The Medical School also had an increase in minority student
enrollment this year. Katie Horne, who stepped down this summer
after serving as the school’s director of admissions for 13
years, said enrollment of minority students varies each year, but
this year saw a record high, with minorities making up 21 percent
of the incoming class. Last year 13 percent of students were
minorities.

“The application pool continues to increase each year and
so has the trend among minority students,” Horne said.
“Over the past 10 years it has fluctuated from as low at 10
percent to this year’s high of 21 percent, but for the past
three years it has been increasing,” Horne said.

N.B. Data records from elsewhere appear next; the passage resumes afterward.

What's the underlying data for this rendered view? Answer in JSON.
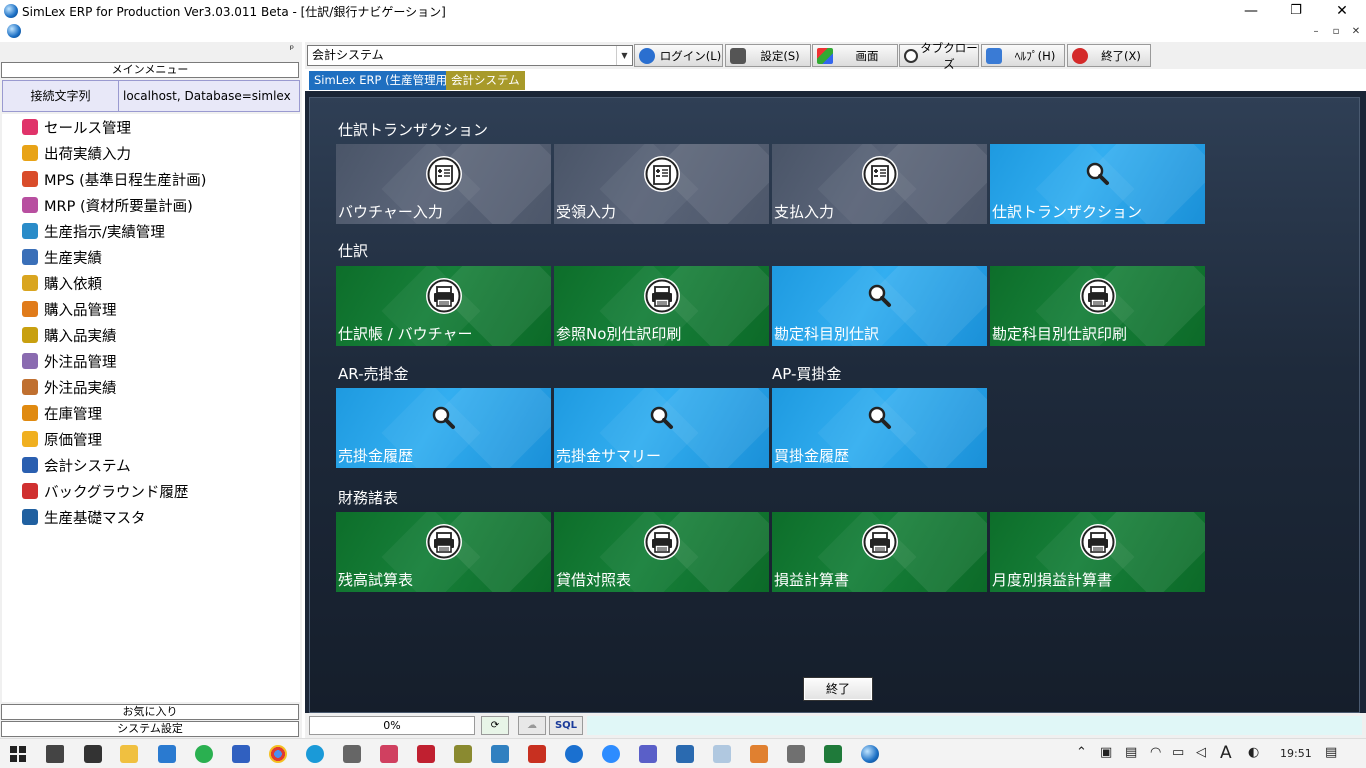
{
  "window": {
    "title": "SimLex ERP for Production Ver3.03.011 Beta - [仕訳/銀行ナビゲーション]",
    "minimize": "—",
    "restore": "❐",
    "close": "✕",
    "mdi_minimize": "–",
    "mdi_restore": "▫",
    "mdi_close": "✕"
  },
  "left": {
    "pin": "ᵖ",
    "main_menu_label": "メインメニュー",
    "conn_key": "接続文字列",
    "conn_value": "localhost, Database=simlex",
    "items": [
      {
        "label": "セールス管理",
        "color": "#e0336a"
      },
      {
        "label": "出荷実績入力",
        "color": "#e8a317"
      },
      {
        "label": "MPS (基準日程生産計画)",
        "color": "#d94c2a"
      },
      {
        "label": "MRP (資材所要量計画)",
        "color": "#b84fa0"
      },
      {
        "label": "生産指示/実績管理",
        "color": "#2a8cc9"
      },
      {
        "label": "生産実績",
        "color": "#3a6fb8"
      },
      {
        "label": "購入依頼",
        "color": "#d9a520"
      },
      {
        "label": "購入品管理",
        "color": "#e07b1a"
      },
      {
        "label": "購入品実績",
        "color": "#c8a010"
      },
      {
        "label": "外注品管理",
        "color": "#8a6bb0"
      },
      {
        "label": "外注品実績",
        "color": "#c07030"
      },
      {
        "label": "在庫管理",
        "color": "#e08a10"
      },
      {
        "label": "原価管理",
        "color": "#f0b020"
      },
      {
        "label": "会計システム",
        "color": "#2a5fb0"
      },
      {
        "label": "バックグラウンド履歴",
        "color": "#d03030"
      },
      {
        "label": "生産基礎マスタ",
        "color": "#2060a0"
      }
    ],
    "favorites_label": "お気に入り",
    "system_settings_label": "システム設定"
  },
  "toolbar": {
    "system_value": "会計システム",
    "login_label": "ログイン(L)",
    "settings_label": "設定(S)",
    "screen_label": "画面",
    "tab_close_label": "タブクローズ",
    "help_label": "ﾍﾙﾌﾟ(H)",
    "exit_label": "終了(X)"
  },
  "tabs": [
    {
      "label": "SimLex ERP (生産管理用)",
      "color": "#1f6fc0"
    },
    {
      "label": "会計システム",
      "color": "#a89a2a"
    }
  ],
  "sections": {
    "journal_transactions": {
      "title": "仕訳トランザクション",
      "tiles": [
        {
          "label": "バウチャー入力",
          "style": "gray",
          "icon": "voucher-icon"
        },
        {
          "label": "受領入力",
          "style": "gray",
          "icon": "voucher-icon"
        },
        {
          "label": "支払入力",
          "style": "gray",
          "icon": "voucher-icon"
        },
        {
          "label": "仕訳トランザクション",
          "style": "blue",
          "icon": "search-icon"
        }
      ]
    },
    "journal": {
      "title": "仕訳",
      "tiles": [
        {
          "label": "仕訳帳 / バウチャー",
          "style": "green",
          "icon": "printer-icon"
        },
        {
          "label": "参照No別仕訳印刷",
          "style": "green",
          "icon": "printer-icon"
        },
        {
          "label": "勘定科目別仕訳",
          "style": "blue",
          "icon": "search-icon"
        },
        {
          "label": "勘定科目別仕訳印刷",
          "style": "green",
          "icon": "printer-icon"
        }
      ]
    },
    "ar": {
      "title": "AR-売掛金",
      "tiles": [
        {
          "label": "売掛金履歴",
          "style": "blue",
          "icon": "search-icon"
        },
        {
          "label": "売掛金サマリー",
          "style": "blue",
          "icon": "search-icon"
        }
      ]
    },
    "ap": {
      "title": "AP-買掛金",
      "tiles": [
        {
          "label": "買掛金履歴",
          "style": "blue",
          "icon": "search-icon"
        }
      ]
    },
    "financial_statements": {
      "title": "財務諸表",
      "tiles": [
        {
          "label": "残高試算表",
          "style": "green",
          "icon": "printer-icon"
        },
        {
          "label": "貸借対照表",
          "style": "green",
          "icon": "printer-icon"
        },
        {
          "label": "損益計算書",
          "style": "green",
          "icon": "printer-icon"
        },
        {
          "label": "月度別損益計算書",
          "style": "green",
          "icon": "printer-icon"
        }
      ]
    }
  },
  "exit_button_label": "終了",
  "status": {
    "progress_text": "0%",
    "progress_value": 0,
    "sql_label": "SQL"
  },
  "taskbar": {
    "time": "19:51",
    "ime": "A"
  }
}
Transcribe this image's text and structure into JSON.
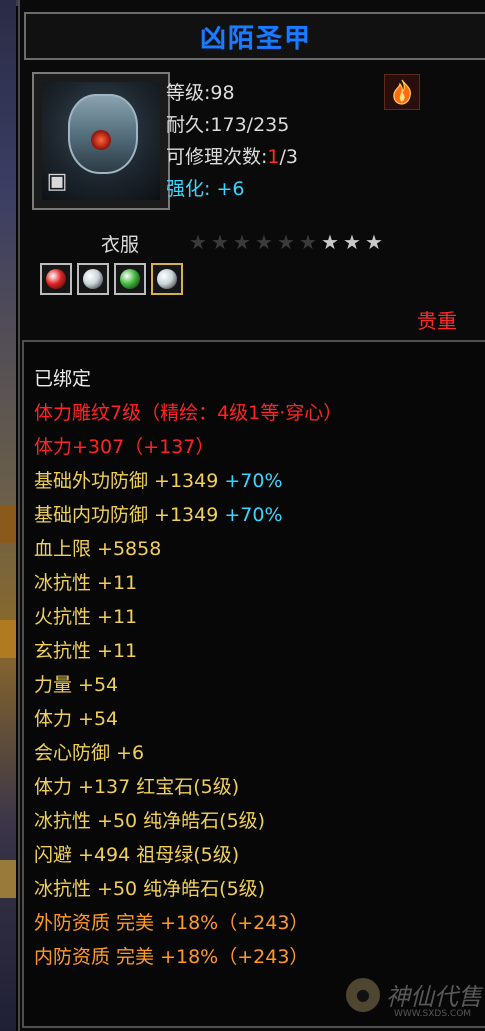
{
  "item": {
    "name": "凶陌圣甲",
    "icon": "armor-mask-icon",
    "bound_icon": "lock-icon",
    "enhance_icon": "fire-icon",
    "level_label": "等级:98",
    "durability_label": "耐久:173/235",
    "repair_prefix": "可修理次数:",
    "repair_current": "1",
    "repair_total": "/3",
    "enhance_label": "强化: +6",
    "type": "衣服",
    "stars_total": 9,
    "stars_filled": 6,
    "rarity": "贵重"
  },
  "gems": [
    {
      "name": "red-gem-icon",
      "color": "#e02020"
    },
    {
      "name": "white-gem-icon",
      "color": "#c8d4d8"
    },
    {
      "name": "green-gem-icon",
      "color": "#3fb83a"
    },
    {
      "name": "white-gem-icon",
      "color": "#c8d4d8"
    }
  ],
  "stats": [
    {
      "text": "已绑定",
      "color": "white"
    },
    {
      "text": "体力雕纹7级（精绘：4级1等·穿心）",
      "color": "red"
    },
    {
      "text": "体力+307（+137）",
      "color": "red"
    },
    {
      "text": "基础外功防御 +1349",
      "extra": "+70%",
      "color": "gold"
    },
    {
      "text": "基础内功防御 +1349",
      "extra": "+70%",
      "color": "gold"
    },
    {
      "text": "血上限 +5858",
      "color": "gold"
    },
    {
      "text": "冰抗性 +11",
      "color": "gold"
    },
    {
      "text": "火抗性 +11",
      "color": "gold"
    },
    {
      "text": "玄抗性 +11",
      "color": "gold"
    },
    {
      "text": "力量 +54",
      "color": "gold"
    },
    {
      "text": "体力 +54",
      "color": "gold"
    },
    {
      "text": "会心防御 +6",
      "color": "gold"
    },
    {
      "text": "体力 +137 红宝石(5级)",
      "color": "gold"
    },
    {
      "text": "冰抗性 +50 纯净皓石(5级)",
      "color": "gold"
    },
    {
      "text": "闪避 +494 祖母绿(5级)",
      "color": "gold"
    },
    {
      "text": "冰抗性 +50 纯净皓石(5级)",
      "color": "gold"
    },
    {
      "text": "外防资质  完美 +18%（+243）",
      "color": "orange"
    },
    {
      "text": "内防资质  完美 +18%（+243）",
      "color": "orange"
    }
  ],
  "watermark": {
    "text": "神仙代售",
    "url": "WWW.SXDS.COM",
    "logo": "mascot-logo"
  },
  "colors": {
    "title": "#1a7bff",
    "red": "#ff2323",
    "gold": "#f0cf5a",
    "orange": "#ff9a2a",
    "cyan": "#39d6ff"
  }
}
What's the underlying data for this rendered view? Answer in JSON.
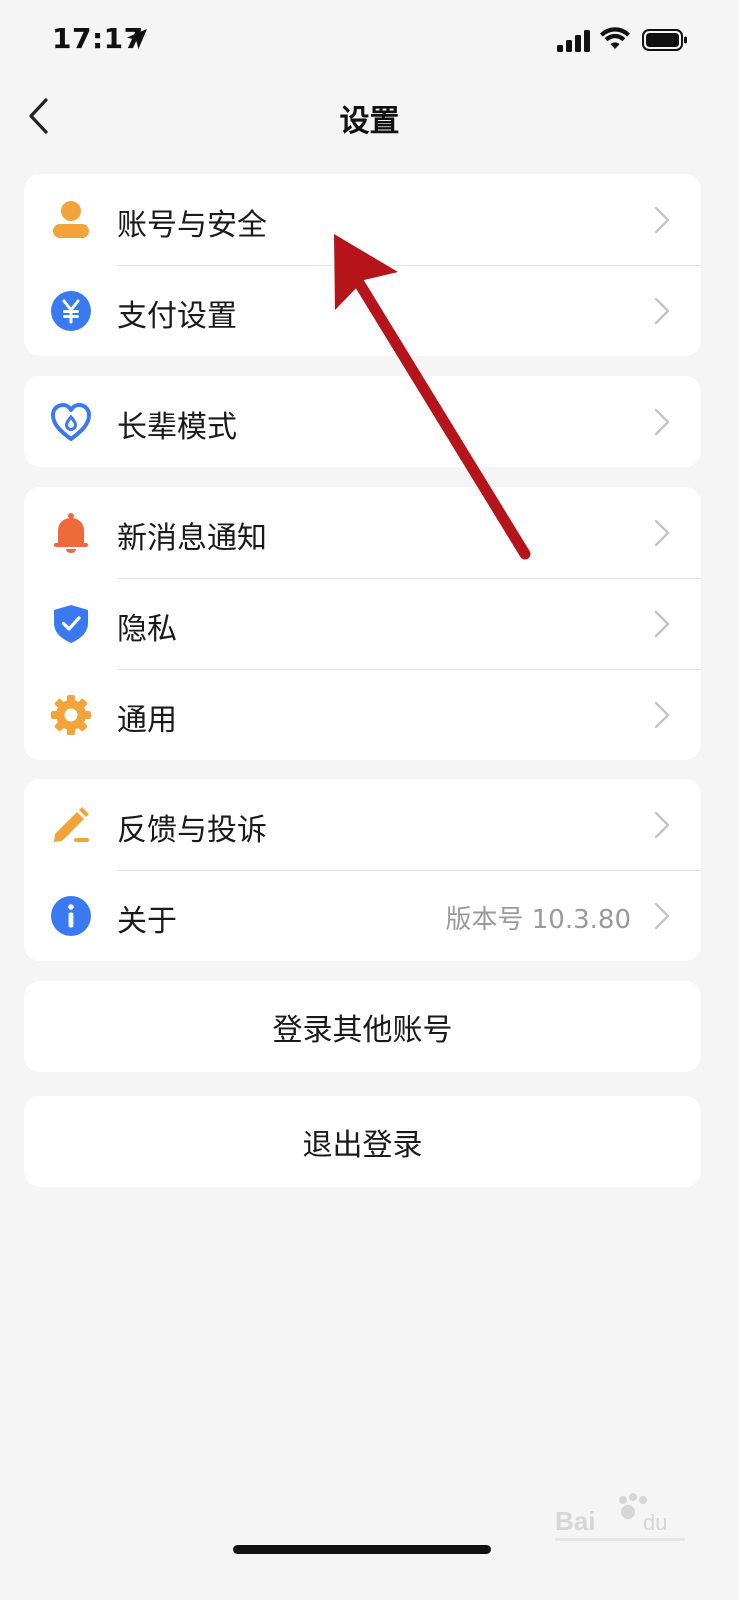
{
  "status_bar": {
    "time": "17:17"
  },
  "nav": {
    "title": "设置"
  },
  "sections": [
    {
      "items": [
        {
          "label": "账号与安全",
          "icon": "person-icon"
        },
        {
          "label": "支付设置",
          "icon": "yuan-icon"
        }
      ]
    },
    {
      "items": [
        {
          "label": "长辈模式",
          "icon": "heart-icon"
        }
      ]
    },
    {
      "items": [
        {
          "label": "新消息通知",
          "icon": "bell-icon"
        },
        {
          "label": "隐私",
          "icon": "shield-icon"
        },
        {
          "label": "通用",
          "icon": "gear-icon"
        }
      ]
    },
    {
      "items": [
        {
          "label": "反馈与投诉",
          "icon": "pen-icon"
        },
        {
          "label": "关于",
          "icon": "info-icon",
          "value": "版本号 10.3.80"
        }
      ]
    }
  ],
  "buttons": {
    "switch_account": "登录其他账号",
    "logout": "退出登录"
  },
  "colors": {
    "background": "#f5f5f5",
    "orange": "#f2a33a",
    "blue": "#3b79f0",
    "red_orange": "#ef6a3a",
    "annotation_red": "#b5141b"
  }
}
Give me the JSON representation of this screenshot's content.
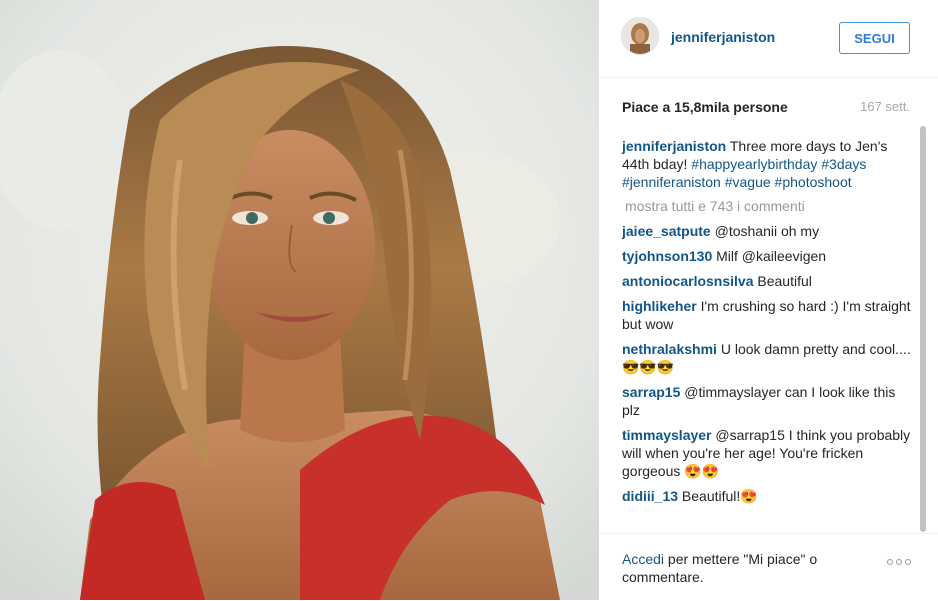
{
  "post": {
    "username": "jenniferjaniston",
    "follow_label": "SEGUI",
    "likes": "Piace a 15,8mila persone",
    "time": "167 sett."
  },
  "caption": {
    "user": "jenniferjaniston",
    "text": "Three more days to Jen's 44th bday! ",
    "hashtags": "#happyearlybirthday #3days #jenniferaniston #vague #photoshoot"
  },
  "show_all_comments": "mostra tutti e 743 i commenti",
  "comments": [
    {
      "user": "jaiee_satpute",
      "text": "@toshanii oh my"
    },
    {
      "user": "tyjohnson130",
      "text": "Milf @kaileevigen"
    },
    {
      "user": "antoniocarlosnsilva",
      "text": "Beautiful"
    },
    {
      "user": "highlikeher",
      "text": "I'm crushing so hard :) I'm straight but wow"
    },
    {
      "user": "nethralakshmi",
      "text": "U look damn pretty and cool....😎😎😎"
    },
    {
      "user": "sarrap15",
      "text": "@timmayslayer can I look like this plz"
    },
    {
      "user": "timmayslayer",
      "text": "@sarrap15 I think you probably will when you're her age! You're fricken gorgeous 😍😍"
    },
    {
      "user": "didiii_13",
      "text": "Beautiful!😍"
    }
  ],
  "footer": {
    "login_link": "Accedi",
    "login_text": " per mettere \"Mi piace\" o commentare."
  }
}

Many other schools across the nation are experiencing a similar
trend. For the second straight year, applications to medical
schools nationwide increased and enrollment went up, especially
among minority students, the Association of American Medical
Colleges announced last month.

As for the application process, Horne said students can indicate
their racial background on the application, but it is not a
requirement. “We aim toward a wide definition of diversity,
looking at different age groups, regions of the country and other
things besides just race,” Horne said. “A diverse
student body improves the educational process, and students have
been a big part of the recruiting efforts.”

The student-run Black Medical Association started a welcome
weekend that encourages minorities to feel comfortable at the
University. Ndidi Unaka, a second year medical student and current
president of the association, said she remembers noting the
University’s dedication to diversity when she applied.

“Coming to welcome weekend solidified my decision to come
here,” Unaka said, “The University made minority
recruitment such a priority, and I was impressed by what a tight
group the students of color were.”

As president of the Black Medical Association, Unaka said she
makes sure that minority students applying to the University feel
as comfortable as she did. “We host programs where African
Americans can stay with BMA members for the night, and as we
address their questions and concerns, we focus on making students
feel more at home,” Unaka said.

Unaka said she feels the University’s medical program is
successful in achieving diversity. “There is a lot of
diversity, especially in the class below me, and Michigan makes it
a priority to get the chance to meet minority students and faculty
before coming to the University,” Unaka said.

Like the University’s law and medical schools, Rackham saw
a slight rise in the population of minority students, from about 24
percent in 2003 to 25 percent this year. John Godfrey, assistant
dean of Rackham, said, “For the past five years there’s
been an increase in minority enrollment, and we put a lot of effort
into reaching out to minority students.”

Unlike undergraduate admissions, where mainly admissions
officials read applications, faculty from graduate programs across
the University are deeply involved in Rackham’s admissions
process, Godfrey said.

“The applicant indicates their race on the application,
but overall graduate programs and the admissions office are looking
for quality and how ready the students are to pursue their
master’s and Ph.D’s,” Godfrey said.

While the law and medical schools saw an overall rise in
applications, Rackham’s number went down from 20,000 in 2003
to 17,000 this year. “About half of the applications we
receive come from overseas, so the decline in the applications this
year stems a lot from international students discouragement over
visa issues,” Godfrey said.

But the drop in applications did not coincide with a decrease in
the minority population. This year, about 25 percent of all Rackham
students are minorities.

“We constantly work to encourage minorities to apply to
the University, and Michigan is among the very top leaders in
production of minority Ph.D.s,” Godfrey said. “There is
a lot of footwork put in by the graduate programs themselves to
encourage diversity, and we evaluate every application in regards
to individual merits.”

As the University’s graduate schools prepare for next
year’s enrollment, they are confident that minority numbers
will continue to rise, Godfrey said.